In 2022 we are seeing an increased opportunity for employees to choose when they work – early morning, late evening, weekends, split shifts in a day – without the need for the arrangement to be formally requested and approved. However, employers will need to be cautious as the law hasn’t quite caught up with society expectations. Although there is a great demand for this flexibility, the law still has rigid requirements around hours of work and rates of pay that employers will need to navigate.
How we work
The really interesting changes in flexibility initiatives at work in the future are likely to be those addressing “how” we work. As the pandemic causes people around the world to reflect on work and life we are seeing a greater demand for overall autonomy at work. In a 2021 hybrid working study, the researchers found employees don’t want to be told where and when they must work – they want the ability to choose, and not only that, to change their choice from time to time without the need to seek approval or fit within prescribed limits.

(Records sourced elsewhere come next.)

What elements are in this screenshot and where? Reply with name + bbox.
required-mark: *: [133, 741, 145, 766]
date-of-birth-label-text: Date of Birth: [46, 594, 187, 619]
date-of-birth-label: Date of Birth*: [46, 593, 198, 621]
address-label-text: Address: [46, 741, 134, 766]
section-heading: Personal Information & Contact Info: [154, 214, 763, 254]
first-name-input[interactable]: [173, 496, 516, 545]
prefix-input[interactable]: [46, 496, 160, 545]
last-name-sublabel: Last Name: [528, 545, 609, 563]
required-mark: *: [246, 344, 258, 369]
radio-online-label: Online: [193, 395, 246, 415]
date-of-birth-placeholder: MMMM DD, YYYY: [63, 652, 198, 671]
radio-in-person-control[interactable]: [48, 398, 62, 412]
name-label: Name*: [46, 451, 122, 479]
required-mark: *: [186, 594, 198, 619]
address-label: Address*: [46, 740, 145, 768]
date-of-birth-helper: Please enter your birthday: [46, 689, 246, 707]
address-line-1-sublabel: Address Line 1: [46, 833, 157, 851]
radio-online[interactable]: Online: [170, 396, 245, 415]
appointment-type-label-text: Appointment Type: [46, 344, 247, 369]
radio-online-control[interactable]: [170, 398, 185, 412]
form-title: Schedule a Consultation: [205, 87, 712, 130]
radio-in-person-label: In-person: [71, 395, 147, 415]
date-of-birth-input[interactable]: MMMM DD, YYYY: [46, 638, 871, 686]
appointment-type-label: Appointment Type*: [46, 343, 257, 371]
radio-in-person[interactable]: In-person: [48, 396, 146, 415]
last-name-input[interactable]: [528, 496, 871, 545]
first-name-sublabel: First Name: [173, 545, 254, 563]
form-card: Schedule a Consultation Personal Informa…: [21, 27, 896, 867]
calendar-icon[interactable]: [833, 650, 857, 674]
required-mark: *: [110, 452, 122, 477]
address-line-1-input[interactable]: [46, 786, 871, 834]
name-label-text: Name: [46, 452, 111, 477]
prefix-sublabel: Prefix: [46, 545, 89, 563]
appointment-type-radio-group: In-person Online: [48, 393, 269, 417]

As employees seek more and more autonomy there is a natural consequence for how we work. If we aren’t all working at the same time and in the same place, we can’t rely on the old methods for communicating and collaborating. As Steve Glaveski says, work will be forced to become more asynchronous in nature. We will see people setting their own schedules and being increasingly self-managed.
There is no doubt that we have seen huge leaps forward in technological innovation at work, yet the drive towards autonomy and the need for asynchronous communication options will see this continue. In his article on ‘Our Work-from-Anywhere Future’, Raj Choudhury posited that we will see organisations finding ways to codify workplace knowledge to avoid information only residing “in people’s heads”, new innovative ways to communicate, and in person events specially designed to foster connection and collaboration.
Flexibility in all forms
As Adam Grant said “Flexibility is here to stay. Those who reject it, may not be”. It’s up to you to create a menu of flexibility options that suits your business and those who work within it. Don’t be left behind – or worse, completely extinct.